Młody Dergradus uniósł brew ku górze zaintrygowany. Jego młodszy kuzyn został generałem? Przejechał taki kawał drogi, by złożyć im wizytę. Na pewno nie po to, by się pochwalić dalszej rodzinie swym awansem. 

Chłopak się zaśmiał i pokręciło głową wyraźnie rozbawiony tym, co usłyszał od Hedry. Paznokciami zastukał rytmicznie w blat biurka, po czym się odchylił na krześle i oparł wygodniej.

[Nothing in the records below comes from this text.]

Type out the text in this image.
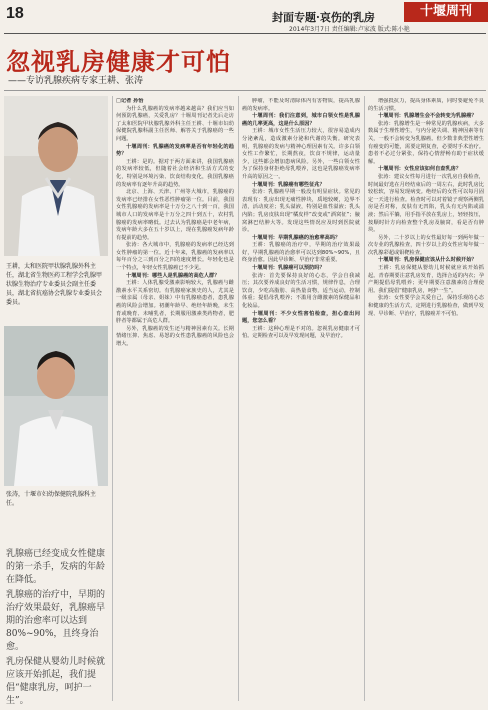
18	封面专题·哀伤的乳房	十堰周刊
2014年3月7日 责任编辑:卢家波 版式:陈小艳
忽视乳房健康才可怕
——专访乳腺疾病专家王耕、张涛
王耕，太和医院甲状腺乳腺外科主任，湖北省生物医药工程学会乳腺甲状腺生物治疗专业委员会副主任委员，湖北省抗癌协会乳腺专业委员会委员。
张涛，十堰市妇幼保健院乳腺科主任。

乳腺癌已经变成女性健康的第一杀手，发病的年龄在降低。

乳腺癌的治疗中，早期的治疗效果最好，乳腺癌早期的治愈率可以达到80%~90%，且终身治愈。

乳房保健从婴幼儿时候就应该开始抓起，我们提倡“健康乳房，呵护一生”。

□记者 孙怡

为什么乳腺癌的发病率越来越高？我们应当如何预防乳腺癌，关爱乳房？十堰周刊记者先后走访了太和医院甲状腺乳腺外科主任王耕、十堰市妇幼保健院乳腺科副主任医师、解答关于乳腺癌的一些问题。

十堰周刊：乳腺癌的发病率是否有年轻化的趋势？

王耕：是的。据对于两方面来讲，我国乳腺癌的发病率较低，但随着社会经济和生活方式的变化，特别是环境污染、饮食结构变化，我国乳腺癌的发病率有逐年升高的趋势。

北京、上海、天津、广州等大城市，乳腺癌的发病率已经排在女性恶性肿瘤第一位。目前，我国女性乳腺癌的发病率是十万分之八十到一百，我国城市人口的发病率是十万分之四十到五十，农村乳腺癌的发病率略低。过去认为乳腺癌是中老年病，发病年龄大多在五十岁以上，现在乳腺癌发病年龄有提前的趋势。

张涛：各大城市中，乳腺癌的发病率已经达到女性肿瘤的第一位。近十年来，乳腺癌的发病率以每年百分之三到百分之四的速度增长。年轻化也是一个特点，年轻女性乳腺癌已不少见。

十堰周刊：哪些人是乳腺癌的高危人群？

王耕：人体乳腺受激素影响较大，乳腺癌与雌激素水平关系密切。有乳腺癌家族史的人，尤其是一级亲属（母亲、姐妹）中有乳腺癌患者，患乳腺癌的风险会增加。初潮年龄早、绝经年龄晚，未生育或晚育、未哺乳者，长期服用激素类药物者，肥胖者等都属于高危人群。

另外，乳腺癌的发生还与精神因素有关。长期情绪压抑、焦虑、易怒的女性患乳腺癌的风险也会增大。

肿瘤，不能及时清除体内有害物质，提高乳腺癌的发病率。

十堰周刊：我们注意到，城市白领女性是乳腺癌的几率更高，这是什么原因？

王耕：城市女性生活压力较大，很容易造成内分泌紊乱，造成激素分泌和代谢的失衡。研究表明，乳腺癌的发病与精神心理因素有关。许多白领女性工作繁忙，长期熬夜，饮食不规律，运动量少，这些都会增加患病风险。另外，一些白领女性为了保持身材拒绝母乳喂养，这也是乳腺癌发病率升高的原因之一。

十堰周刊：乳腺癌有哪些征兆？

张涛：乳腺癌早期一般没有明显症状。常见的表现有：乳房出现无痛性肿块，质地较硬，边界不清，活动度差；乳头溢液，特别是血性溢液；乳头内陷；乳房皮肤出现“橘皮样”改变或“酒窝征”；腋窝淋巴结肿大等。发现这些情况应及时到医院就诊。

十堰周刊：早期乳腺癌的治愈率高吗？

王耕：乳腺癌的治疗中，早期的治疗效果最好，早期乳腺癌的治愈率可以达到80%~90%，且终身治愈。因此早诊断、早治疗非常重要。

十堰周刊：乳腺癌可以预防吗？

张涛：首先要保持良好的心态，学会自我减压；其次要养成良好的生活习惯，规律作息，合理饮食，少吃高脂肪、高热量食物，适当运动，控制体重；提倡母乳喂养；不滥用含雌激素的保健品和化妆品。

十堰周刊：不少女性害怕检查，担心查出问题，您怎么看？

王耕：这种心理是不对的。忽视乳房健康才可怕。定期检查可以及早发现问题，及早治疗。

增强抵抗力，提高身体素质，同时要避免不良的生活习惯。

十堰周刊：乳腺增生会不会转变为乳腺癌？

张涛：乳腺增生是一种常见的乳腺疾病，大多数属于生理性增生，与内分泌失调、精神因素等有关，一般不会转变为乳腺癌。但少数非典型性增生有癌变的可能，需要定期复查，必要时手术治疗。患者不必过分紧张，保持心情舒畅有助于症状缓解。

十堰周刊：女性应该如何自查乳房？

张涛：建议女性每月进行一次乳房自我检查，时间最好选在月经结束后的一周左右，此时乳房比较松软，容易发现病变。绝经后的女性可以每月固定一天进行检查。检查时可以对着镜子观察两侧乳房是否对称，皮肤有无凹陷，乳头有无内陷或溢液；然后平躺，用手指平放在乳房上，轻轻按压，按顺时针方向检查整个乳房及腋窝，看是否有肿块。

另外，二十岁以上的女性最好每一到两年做一次专业的乳腺检查，四十岁以上的女性应每年做一次乳腺彩超或钼靶检查。

十堰周刊：乳房保健应该从什么时候开始？

王耕：乳房保健从婴幼儿时候就应该开始抓起。青春期要注意乳房发育，选择合适的内衣；孕产期提倡母乳喂养；更年期要注意激素的合理使用。我们提倡“健康乳房，呵护一生”。

张涛：女性要学会关爱自己，保持乐观的心态和健康的生活方式，定期进行乳腺检查，做到早发现、早诊断、早治疗，乳腺癌并不可怕。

- Pobawię się z nim. Dowiem się czego chce. Choć domyślam się, że chodzi o Przypadka. 

- Tylko nie baw się z nim za ostro. Nie zamierzam tu widywać Białych Magów co chwilę - Hedra już miał złe przeczucia. Jednakże nigdy niczego Sylvanowi nie zabronił. Wierzył, że nie zrobi nic, czego nie powinien. 

Biały wąż wyjrzał z kaptura młodego Dergradusa. Jego błękitne ślepia popatrzyły na Hedrę. Zwierzę nastroszyło na chwilę swe kolce, które miał nierówno rozłożone po bokach głowy, po czym wystawił język cicho sycząc. Towarzyszył temu jadowity uśmiech Sylvana. Ewidentnie coś chodziło mu po głowie.